İller kadar geniş, boş topraklar; insanoğlu bir zamanlar kısa bir süreyle onlara sahip olmuştu; sonra başka yörelere göçtü. Ardında yıkıntılarla, tamamen darmadağınık, yaralı bir arazi bıraktı. Ve birkaç on yıl boyunca tanımadığı bir toprakla boğuştuğu bu savaş alanlarında şimdi, tekdüze bir bitki örtüsü, aldatıcı bir karmaşa içinde yavaşça yeniden doğuyor. Aldatıcı, çünkü yüzündeki yapay saflığın ardında, mücadelelerin anısını ve oluşumlarını gizliyor.
Yolcu, artık hiçbir objenin bulunmadığı zenci sanatı galerisini terk etmek zorunda kalıp da, bilinen dünyanın bitpazarındaki gezintilerinde, eskice eşyaların pazarlığıyla yetinen bir antikacıya dönüşmüştür.

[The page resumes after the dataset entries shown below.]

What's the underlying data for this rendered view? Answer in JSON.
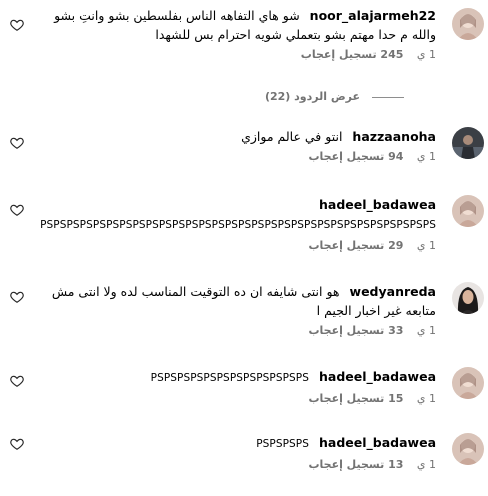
{
  "comments": [
    {
      "username": "noor_alajarmeh22",
      "text": "شو هاي التفاهه الناس بفلسطين بشو وانتِ بشو والله م حدا مهتم بشو بتعملي شويه احترام بس للشهدا",
      "time": "1 ي",
      "likes": "245 تسجيل إعجاب",
      "reply": "",
      "avatar": "woman-avatar"
    },
    {
      "username": "hazzaanoha",
      "text": "انتو في عالم موازي",
      "time": "1 ي",
      "likes": "94 تسجيل إعجاب",
      "reply": "",
      "avatar": "dark-avatar"
    },
    {
      "username": "hadeel_badawea",
      "text": "PSPSPSPSPSPSPSPSPSPSPSPSPSPSPSPSPSPSPSPSPSPSPSPSPSPSPSPSPSPS",
      "time": "1 ي",
      "likes": "29 تسجيل إعجاب",
      "reply": "",
      "avatar": "woman-avatar"
    },
    {
      "username": "wedyanreda",
      "text": "هو انتى شايفه ان ده التوقيت المناسب لده ولا انتى مش متابعه غير اخبار الجيم ا",
      "time": "1 ي",
      "likes": "33 تسجيل إعجاب",
      "reply": "",
      "avatar": "dark-hair-avatar"
    },
    {
      "username": "hadeel_badawea",
      "text": "PSPSPSPSPSPSPSPSPSPSPSPS",
      "time": "1 ي",
      "likes": "15 تسجيل إعجاب",
      "reply": "",
      "avatar": "woman-avatar"
    },
    {
      "username": "hadeel_badawea",
      "text": "PSPSPSPS",
      "time": "1 ي",
      "likes": "13 تسجيل إعجاب",
      "reply": "",
      "avatar": "woman-avatar"
    }
  ],
  "view_replies_label": "عرض الردود (22)",
  "icons": {
    "like": "heart-outline-icon"
  },
  "colors": {
    "text": "#000000",
    "meta": "#737373",
    "background": "#ffffff"
  }
}
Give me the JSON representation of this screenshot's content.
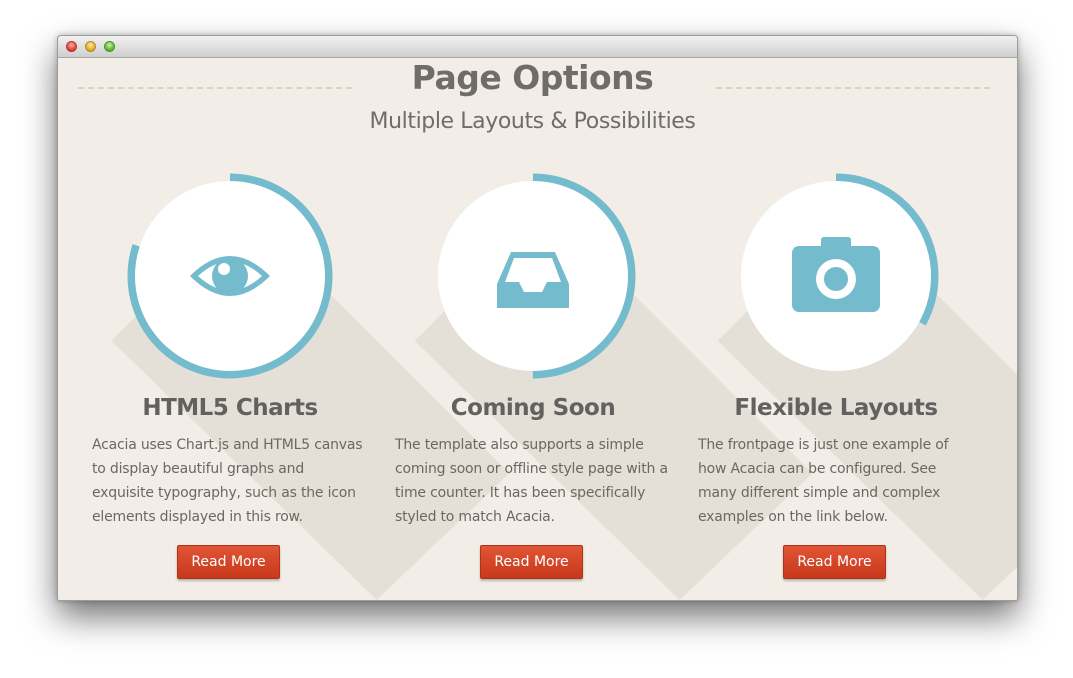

1938 de havacılık şimdikine benzemiyordu. Güney Amerika'nın iç bölgelerinde yeterli yol olmadığından o güne kadar komşu panayıra yaya ya da atla giderek günler kaybeden köylüler, gelişmenin bazı kademelerini atlayarak, uçakları at arabası gibi kullanmaya başlamışlardı. Şimdi birkaç dakikalık bir uçuş (ama doğruyu söylemek gerekime birkaç günlük bir gecikmeyle gerçekleştirilebilen bir uçuş) köylülere kazlarını ve tavuklarını pazara ulaştırma imkanını veriyordu. Uçakta bu hayvanlarla birlikte çoğu zaman çömelerek yolculuk edilirdi; uçağın içi çıplak ayaklı köylüler, kümes hayvanlan ve orman içindeki patikalardan taşınamayacak kadar büyük ya da ağır sandıklardan meydana gelen rengarenk bir yükle dolu olurdu.